Thursday, July 8, 2010

orbital: "halcyon"



"This song makes me just think of all bad things and blows them away in a split second. So peaceful."

"This song sends shivers down my spine every time I hear it. Such a powerfully moving tune!"

Earlier this week I posted The Orbital song "The Girl With The Sun in Her Head" - a ten minute long player of epic beauty. If ever there was an Orbital track to rival "Girl" it would probably be their classic dancefloor stormer "Halcyon". Orbital have been known to make some of the most widescreen techno symphonies ever recorded, so it's fitting to see the merging of visuals from the equally panoramic Kubric classic 2001 Space Odyssey. It almost seems as if the music and the visuals were made for each other, and I find this fan-made You Tube clip far more fitting than the original, official video. The fan quotes above sum up how I feel as well about "Halcyon" - a song whose title refers to a fabled bird, identified with the kingfisher, who was supposed to have had the power to calm the wind and the waves while it nested on the sea during the Winter solstice. Ironically, "Halcyon" was also made in dedication to the Hartnolls' mother, who was addicted to the tranquiliser Halcion (Triazolam) for many years.
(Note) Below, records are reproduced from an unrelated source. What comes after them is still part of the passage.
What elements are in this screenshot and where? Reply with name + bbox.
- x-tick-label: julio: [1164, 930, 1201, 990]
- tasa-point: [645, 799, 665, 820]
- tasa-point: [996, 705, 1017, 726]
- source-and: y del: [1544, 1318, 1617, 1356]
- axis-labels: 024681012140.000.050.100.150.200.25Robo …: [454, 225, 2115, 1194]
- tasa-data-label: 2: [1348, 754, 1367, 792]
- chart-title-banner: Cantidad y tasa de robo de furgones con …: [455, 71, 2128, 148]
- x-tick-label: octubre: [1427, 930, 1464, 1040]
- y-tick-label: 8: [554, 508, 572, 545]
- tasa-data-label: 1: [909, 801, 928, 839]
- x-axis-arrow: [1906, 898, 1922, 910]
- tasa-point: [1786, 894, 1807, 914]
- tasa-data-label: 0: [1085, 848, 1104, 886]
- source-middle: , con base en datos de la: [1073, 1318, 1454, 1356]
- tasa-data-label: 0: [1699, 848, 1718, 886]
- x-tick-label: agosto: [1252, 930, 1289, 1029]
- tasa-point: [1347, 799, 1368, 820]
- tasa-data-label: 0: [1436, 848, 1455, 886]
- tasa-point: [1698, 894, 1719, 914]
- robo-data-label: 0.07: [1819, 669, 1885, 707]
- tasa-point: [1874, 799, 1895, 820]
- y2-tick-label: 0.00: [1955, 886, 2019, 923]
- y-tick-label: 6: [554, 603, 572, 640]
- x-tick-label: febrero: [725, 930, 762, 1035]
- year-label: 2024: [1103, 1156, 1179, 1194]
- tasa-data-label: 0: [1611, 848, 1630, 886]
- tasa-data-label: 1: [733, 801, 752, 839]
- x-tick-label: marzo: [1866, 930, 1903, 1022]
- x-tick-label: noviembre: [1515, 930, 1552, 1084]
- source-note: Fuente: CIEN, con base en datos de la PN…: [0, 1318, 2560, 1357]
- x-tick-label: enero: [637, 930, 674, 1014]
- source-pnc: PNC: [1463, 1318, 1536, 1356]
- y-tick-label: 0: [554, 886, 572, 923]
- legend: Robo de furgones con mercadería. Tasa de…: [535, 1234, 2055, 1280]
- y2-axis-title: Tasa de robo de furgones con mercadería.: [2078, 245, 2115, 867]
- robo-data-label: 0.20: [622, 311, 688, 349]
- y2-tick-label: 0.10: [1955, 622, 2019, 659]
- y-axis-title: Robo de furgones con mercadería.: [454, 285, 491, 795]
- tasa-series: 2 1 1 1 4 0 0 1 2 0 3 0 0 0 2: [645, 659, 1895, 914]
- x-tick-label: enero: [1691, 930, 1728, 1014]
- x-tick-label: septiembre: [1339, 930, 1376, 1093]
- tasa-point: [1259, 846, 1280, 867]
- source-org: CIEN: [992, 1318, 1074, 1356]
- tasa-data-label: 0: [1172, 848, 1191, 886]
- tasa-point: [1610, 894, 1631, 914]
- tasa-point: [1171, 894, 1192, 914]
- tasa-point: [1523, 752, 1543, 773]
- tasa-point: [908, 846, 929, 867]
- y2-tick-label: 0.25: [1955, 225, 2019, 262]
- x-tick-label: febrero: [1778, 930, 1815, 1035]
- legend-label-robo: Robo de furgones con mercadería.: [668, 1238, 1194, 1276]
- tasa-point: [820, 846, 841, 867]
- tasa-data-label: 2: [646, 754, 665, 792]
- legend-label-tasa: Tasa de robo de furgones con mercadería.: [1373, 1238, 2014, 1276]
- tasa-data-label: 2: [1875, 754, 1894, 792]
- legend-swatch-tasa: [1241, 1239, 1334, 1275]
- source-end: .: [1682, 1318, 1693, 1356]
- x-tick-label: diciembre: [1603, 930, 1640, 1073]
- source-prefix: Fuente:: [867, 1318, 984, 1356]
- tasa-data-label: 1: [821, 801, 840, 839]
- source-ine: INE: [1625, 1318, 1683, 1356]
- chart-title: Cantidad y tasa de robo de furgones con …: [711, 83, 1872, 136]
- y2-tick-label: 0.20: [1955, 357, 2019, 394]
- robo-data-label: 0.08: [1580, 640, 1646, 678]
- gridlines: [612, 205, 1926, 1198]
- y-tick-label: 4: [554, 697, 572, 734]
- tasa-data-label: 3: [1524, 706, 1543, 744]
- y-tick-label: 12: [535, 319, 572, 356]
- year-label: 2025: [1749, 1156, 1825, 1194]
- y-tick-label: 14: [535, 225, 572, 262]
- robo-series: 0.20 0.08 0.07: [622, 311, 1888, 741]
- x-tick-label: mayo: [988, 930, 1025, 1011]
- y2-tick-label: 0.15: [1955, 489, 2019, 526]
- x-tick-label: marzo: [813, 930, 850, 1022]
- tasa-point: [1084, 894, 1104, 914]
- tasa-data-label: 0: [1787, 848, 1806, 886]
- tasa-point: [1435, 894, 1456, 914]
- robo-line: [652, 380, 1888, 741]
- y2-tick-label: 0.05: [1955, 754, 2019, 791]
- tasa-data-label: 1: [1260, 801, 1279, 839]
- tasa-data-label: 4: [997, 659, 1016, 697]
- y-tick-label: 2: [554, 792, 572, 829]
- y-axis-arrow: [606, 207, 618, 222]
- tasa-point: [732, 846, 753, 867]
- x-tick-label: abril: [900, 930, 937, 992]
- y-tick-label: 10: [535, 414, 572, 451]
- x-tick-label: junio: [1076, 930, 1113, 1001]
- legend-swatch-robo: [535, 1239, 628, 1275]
Throughout the song you'll also hear the sampled vocals of Opus III singer Kirsty Hawkshaw, from their excellent song, "It's A Fine Day" (one I'll also probably feature here at the blog soon this Summer).

I was lucky to witness Orbital live a couple of times, including one performance in a big old warehouse in Pittsburgh years ago. I met the younger brother Phil following their show that night, who, despite the staggeringly hot temperatures, was kind enough to stop and chat with me briefly. When they came to DC several years later, it was a truly uplifting musical performance, especially since their show there was not even a month after the September 11 tragedy struck. That night was a testimony to the spirit and character of the Hartnoll brothers and their music, whose brilliant sound was able to penetrate even some of the darkest of times.